For 2: Consider an \(x \in \mathbb{Z}^d\) that satisfies \(A^d x \leq b^d - 1^{d+1}\). Since \(A^d_{1,*} x \leq b^d_1 - 1\), we have \(x_1 \geq 1\). On the other hand, \(x\) satisfies the weaker statement \(A^d x \leq b^d\). This, by 1 (which we just showed), implies \(x_1 = 1\). So we have $$\underbrace{A^d_{(2, \ldots, d+1), (2, \ldots, d)}}_{= 2 A^{d-1}} x_{(2, \ldots, d)} = A^d_{(2, \ldots, d+1), *} x - 1^d \leq \underbrace{b^d_{(2, \ldots, d+1)}}_{= 2 b^{d-1} + 1^d} - 1^d - 1^d = 2 b^{d-1} - 1^d.$$ Now by the same argument that we used for showing 1 in the case \(x_1 \geq 2\), no such \(x\) exists.

On the other hand, it is easy (though somewhat tedious) to see that for \(S = \{0,1\}^d\) (\(d \in \mathbb{Z}_{\geq 1}\)), \(d\) inequalities will not suffice. So we have indeed found the best possible bound.

For all the people who took the idea of “circumventing” the restrictions of evaluation versions of commercial (M)ILP solvers via this construction seriously: this was simply quite a funny motivation (I think) for such a “boring looking” math problem. Thus bringing it up was too compelling. :-)

This formulation will probably not work too well in practise - the very different magnitudes of coefficients will likely cause numerical issues for (M)ILP solvers (on the other hand: this property might make it quite a nice test problem).

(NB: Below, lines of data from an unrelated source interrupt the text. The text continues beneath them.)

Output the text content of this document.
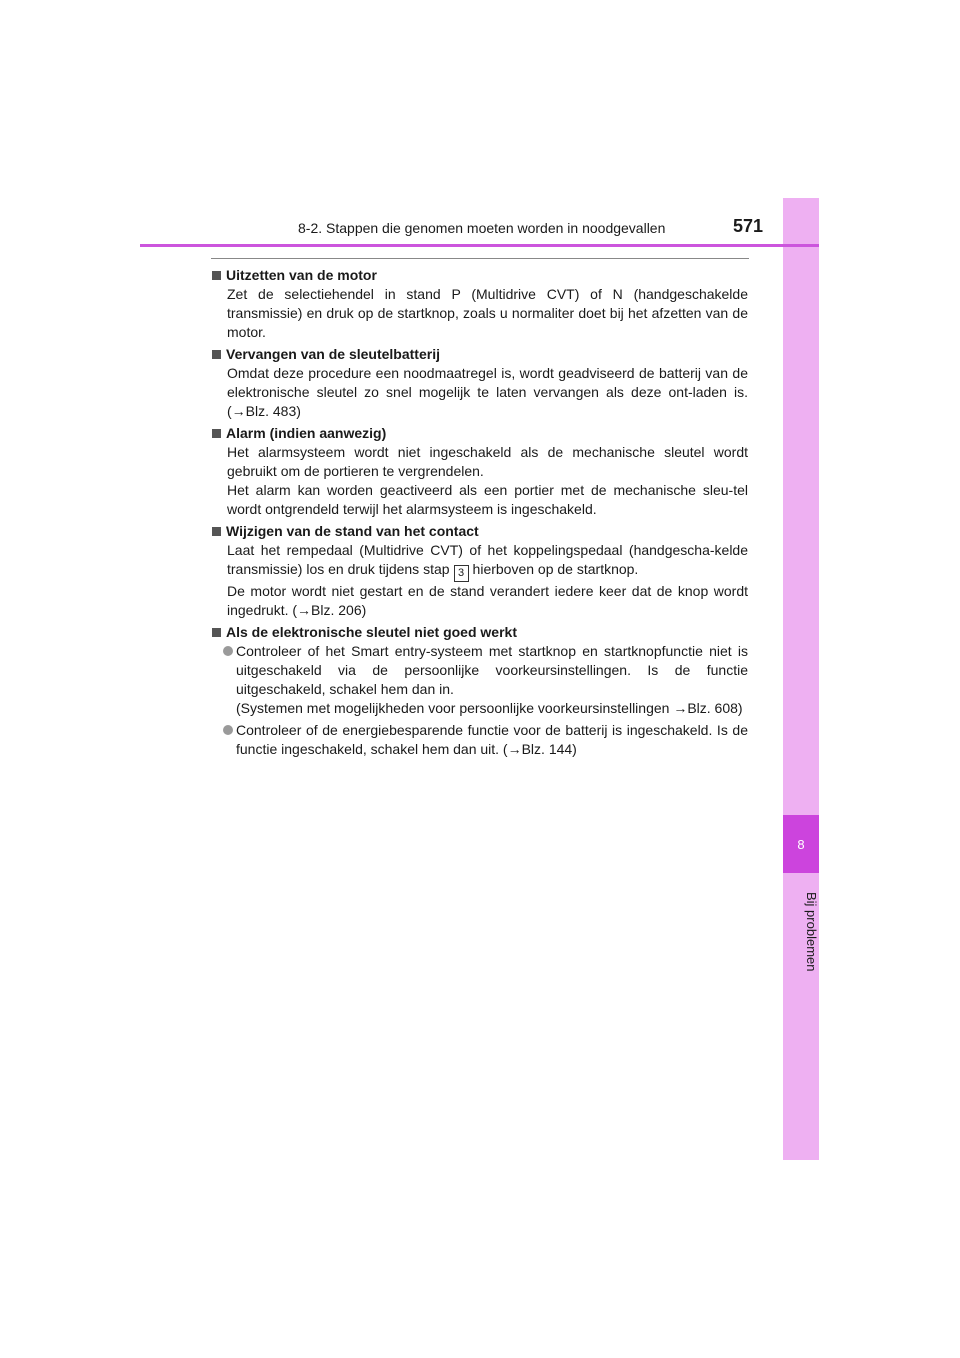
8
Bij problemen
8-2. Stappen die genomen moeten worden in noodgevallen	571
Uitzetten van de motor
Zet de selectiehendel in stand P (Multidrive CVT) of N (handgeschakelde transmissie) en druk op de startknop, zoals u normaliter doet bij het afzetten van de motor.
Vervangen van de sleutelbatterij
Omdat deze procedure een noodmaatregel is, wordt geadviseerd de batterij van de elektronische sleutel zo snel mogelijk te laten vervangen als deze ont-laden is. (→Blz. 483)
Alarm (indien aanwezig)
Het alarmsysteem wordt niet ingeschakeld als de mechanische sleutel wordt gebruikt om de portieren te vergrendelen.
Het alarm kan worden geactiveerd als een portier met de mechanische sleu-tel wordt ontgrendeld terwijl het alarmsysteem is ingeschakeld.
Wijzigen van de stand van het contact
Laat het rempedaal (Multidrive CVT) of het koppelingspedaal (handgescha-kelde transmissie) los en druk tijdens stap 3 hierboven op de startknop.
De motor wordt niet gestart en de stand verandert iedere keer dat de knop wordt ingedrukt. (→Blz. 206)
Als de elektronische sleutel niet goed werkt
Controleer of het Smart entry-systeem met startknop en startknopfunctie niet is uitgeschakeld via de persoonlijke voorkeursinstellingen. Is de functie uitgeschakeld, schakel hem dan in.
(Systemen met mogelijkheden voor persoonlijke voorkeursinstellingen →Blz. 608)
Controleer of de energiebesparende functie voor de batterij is ingeschakeld. Is de functie ingeschakeld, schakel hem dan uit. (→Blz. 144)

Also the restrictions of (M)ILP solvers on the number of variables/inequalities are much more subtle than what we stated in the problem statement. It is quite typical in interfaces for (M)ILP solvers that for each variable, one may impose an upper and a lower bound or one can setup variables as binary. It would not surprise me if these bounds do not count towards the restriction on the maximum number of allowed inequalities. If this is the case, we can simply formulate the integral points in the unit cube \([0,1]^d\) (\(d \in \mathbb{Z}_{\geq 1}\)) by defining \(d\) binary variables (or integral variables with a lower bound of \(0\) and an upper bound of \(1\)).